Question

x mg of pure HCl was used to make an aqueous solution. 25.0 mL of 0.1 M Ba(OH)₂ solution is used when the HCl solution was titrated against it. The numerical value of x is_______ × 10⁻¹. (Nearest integer) Given: Molar mass of HCl and Ba(OH)₂ are 36.5 and 171.0 g mol⁻¹ respectively.}

Hint:

$Ba(OH)_2$ is a diacidic base.

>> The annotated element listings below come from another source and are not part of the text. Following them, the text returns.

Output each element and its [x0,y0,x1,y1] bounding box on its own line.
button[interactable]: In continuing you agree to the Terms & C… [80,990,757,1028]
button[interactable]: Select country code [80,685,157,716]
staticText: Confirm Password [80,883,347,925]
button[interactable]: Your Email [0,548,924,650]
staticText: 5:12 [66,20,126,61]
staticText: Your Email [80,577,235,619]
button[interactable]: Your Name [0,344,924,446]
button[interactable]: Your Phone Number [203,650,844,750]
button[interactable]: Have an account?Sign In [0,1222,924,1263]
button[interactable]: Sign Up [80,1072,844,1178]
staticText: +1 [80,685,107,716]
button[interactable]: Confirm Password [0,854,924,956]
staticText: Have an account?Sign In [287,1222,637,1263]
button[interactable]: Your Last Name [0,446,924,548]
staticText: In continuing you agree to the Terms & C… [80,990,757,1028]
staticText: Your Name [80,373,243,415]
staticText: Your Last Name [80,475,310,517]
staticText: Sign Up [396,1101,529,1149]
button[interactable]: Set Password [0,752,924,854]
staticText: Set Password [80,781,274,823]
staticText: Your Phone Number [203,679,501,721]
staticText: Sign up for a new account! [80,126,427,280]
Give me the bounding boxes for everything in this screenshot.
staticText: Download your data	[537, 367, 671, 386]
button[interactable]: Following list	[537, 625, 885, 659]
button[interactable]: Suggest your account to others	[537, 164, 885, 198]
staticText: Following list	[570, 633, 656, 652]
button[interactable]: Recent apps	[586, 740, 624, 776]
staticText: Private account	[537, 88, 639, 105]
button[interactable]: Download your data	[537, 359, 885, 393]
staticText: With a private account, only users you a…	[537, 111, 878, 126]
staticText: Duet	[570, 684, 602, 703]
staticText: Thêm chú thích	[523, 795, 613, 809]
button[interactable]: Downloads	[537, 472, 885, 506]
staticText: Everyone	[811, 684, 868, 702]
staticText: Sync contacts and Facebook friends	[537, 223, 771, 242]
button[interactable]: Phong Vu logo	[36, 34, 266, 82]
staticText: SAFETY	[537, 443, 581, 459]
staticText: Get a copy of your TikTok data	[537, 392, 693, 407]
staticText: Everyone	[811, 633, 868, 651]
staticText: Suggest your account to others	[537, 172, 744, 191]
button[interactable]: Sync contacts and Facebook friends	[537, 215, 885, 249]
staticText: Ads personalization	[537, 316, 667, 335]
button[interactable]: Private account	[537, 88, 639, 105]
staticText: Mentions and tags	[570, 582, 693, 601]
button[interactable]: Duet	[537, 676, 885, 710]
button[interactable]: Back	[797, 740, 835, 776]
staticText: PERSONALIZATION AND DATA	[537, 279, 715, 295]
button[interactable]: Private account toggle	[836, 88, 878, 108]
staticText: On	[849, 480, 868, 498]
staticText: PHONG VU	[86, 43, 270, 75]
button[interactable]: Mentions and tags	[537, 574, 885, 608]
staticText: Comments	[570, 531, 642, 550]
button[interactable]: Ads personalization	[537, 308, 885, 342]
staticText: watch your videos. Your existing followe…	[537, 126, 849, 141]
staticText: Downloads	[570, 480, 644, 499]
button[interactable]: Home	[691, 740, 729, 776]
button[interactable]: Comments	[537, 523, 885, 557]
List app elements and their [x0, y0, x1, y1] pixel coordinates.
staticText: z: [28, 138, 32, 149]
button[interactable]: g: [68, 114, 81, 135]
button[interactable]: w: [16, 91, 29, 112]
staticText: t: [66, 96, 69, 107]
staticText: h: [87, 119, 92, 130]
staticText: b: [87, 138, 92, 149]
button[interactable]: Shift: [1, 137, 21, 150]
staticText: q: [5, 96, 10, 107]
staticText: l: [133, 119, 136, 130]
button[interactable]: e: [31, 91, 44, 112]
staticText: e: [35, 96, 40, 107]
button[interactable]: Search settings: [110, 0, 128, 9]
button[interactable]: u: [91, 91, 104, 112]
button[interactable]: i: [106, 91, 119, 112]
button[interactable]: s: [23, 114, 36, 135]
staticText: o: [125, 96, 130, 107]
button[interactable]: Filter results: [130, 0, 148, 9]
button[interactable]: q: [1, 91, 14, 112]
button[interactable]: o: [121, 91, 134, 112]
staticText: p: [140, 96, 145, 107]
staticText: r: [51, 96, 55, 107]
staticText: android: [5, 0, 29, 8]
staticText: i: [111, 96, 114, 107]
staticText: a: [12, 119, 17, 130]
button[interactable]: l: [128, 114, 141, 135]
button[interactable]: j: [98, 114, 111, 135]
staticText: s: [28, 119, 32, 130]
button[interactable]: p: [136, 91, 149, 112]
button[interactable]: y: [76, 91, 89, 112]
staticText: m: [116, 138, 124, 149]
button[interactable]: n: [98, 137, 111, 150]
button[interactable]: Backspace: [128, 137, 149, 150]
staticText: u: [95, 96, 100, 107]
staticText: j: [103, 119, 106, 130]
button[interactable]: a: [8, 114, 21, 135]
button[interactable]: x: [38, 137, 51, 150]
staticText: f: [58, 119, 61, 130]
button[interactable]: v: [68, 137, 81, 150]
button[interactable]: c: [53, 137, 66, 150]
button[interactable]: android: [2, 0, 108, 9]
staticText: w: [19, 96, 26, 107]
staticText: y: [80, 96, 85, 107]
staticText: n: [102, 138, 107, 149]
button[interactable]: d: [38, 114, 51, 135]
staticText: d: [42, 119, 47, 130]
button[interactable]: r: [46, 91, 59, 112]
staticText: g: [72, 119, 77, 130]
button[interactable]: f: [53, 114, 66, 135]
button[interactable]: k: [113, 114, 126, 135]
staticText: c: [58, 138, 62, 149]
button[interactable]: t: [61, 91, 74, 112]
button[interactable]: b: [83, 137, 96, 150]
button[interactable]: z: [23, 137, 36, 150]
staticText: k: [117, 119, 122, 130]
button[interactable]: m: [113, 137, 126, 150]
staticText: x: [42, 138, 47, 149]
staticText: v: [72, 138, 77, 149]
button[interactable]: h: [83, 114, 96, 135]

Always multiply its molarity by 2 to get the normality (equivalents) because it releases 2 $OH^-$ ions per molecule.

Answer 1

Correct Answer: 1825

Step 1: Understanding the Concept:
In a titration, the equivalents of acid must equal the equivalents of base at the end point.
Step 2: Detailed Explanation:
Equivalents of $Ba(OH)_2 = \text{Molarity} \times \text{Volume (L)} \times n\text{-factor}$ $n\text{-factor for } Ba(OH)_2 = 2$. Equivalents of $Ba(OH)_2 = 0.1 \times 0.025 \times 2 = 0.005 \text{ eq}$. Equivalents of $HCl = \text{Equivalents of } Ba(OH)_2 = 0.005$. Since $n\text{-factor for } HCl = 1$, Moles of $HCl = 0.005 \text{ mol}$.
Step 3: Calculating Mass:
Mass of $HCl = \text{Moles} \times \text{Molar mass}$ Mass $= 0.005 \times 36.5 = 0.1825 \text{ g}$. In mg: $0.1825 \times 1000 = 182.5 \text{ mg}$. To express as $x \times 10^{-1}$: $1825 \times 10^{-1} \text{ mg}$. $x = 1825$.
Step 4: Final Answer:
The value of x is 1825.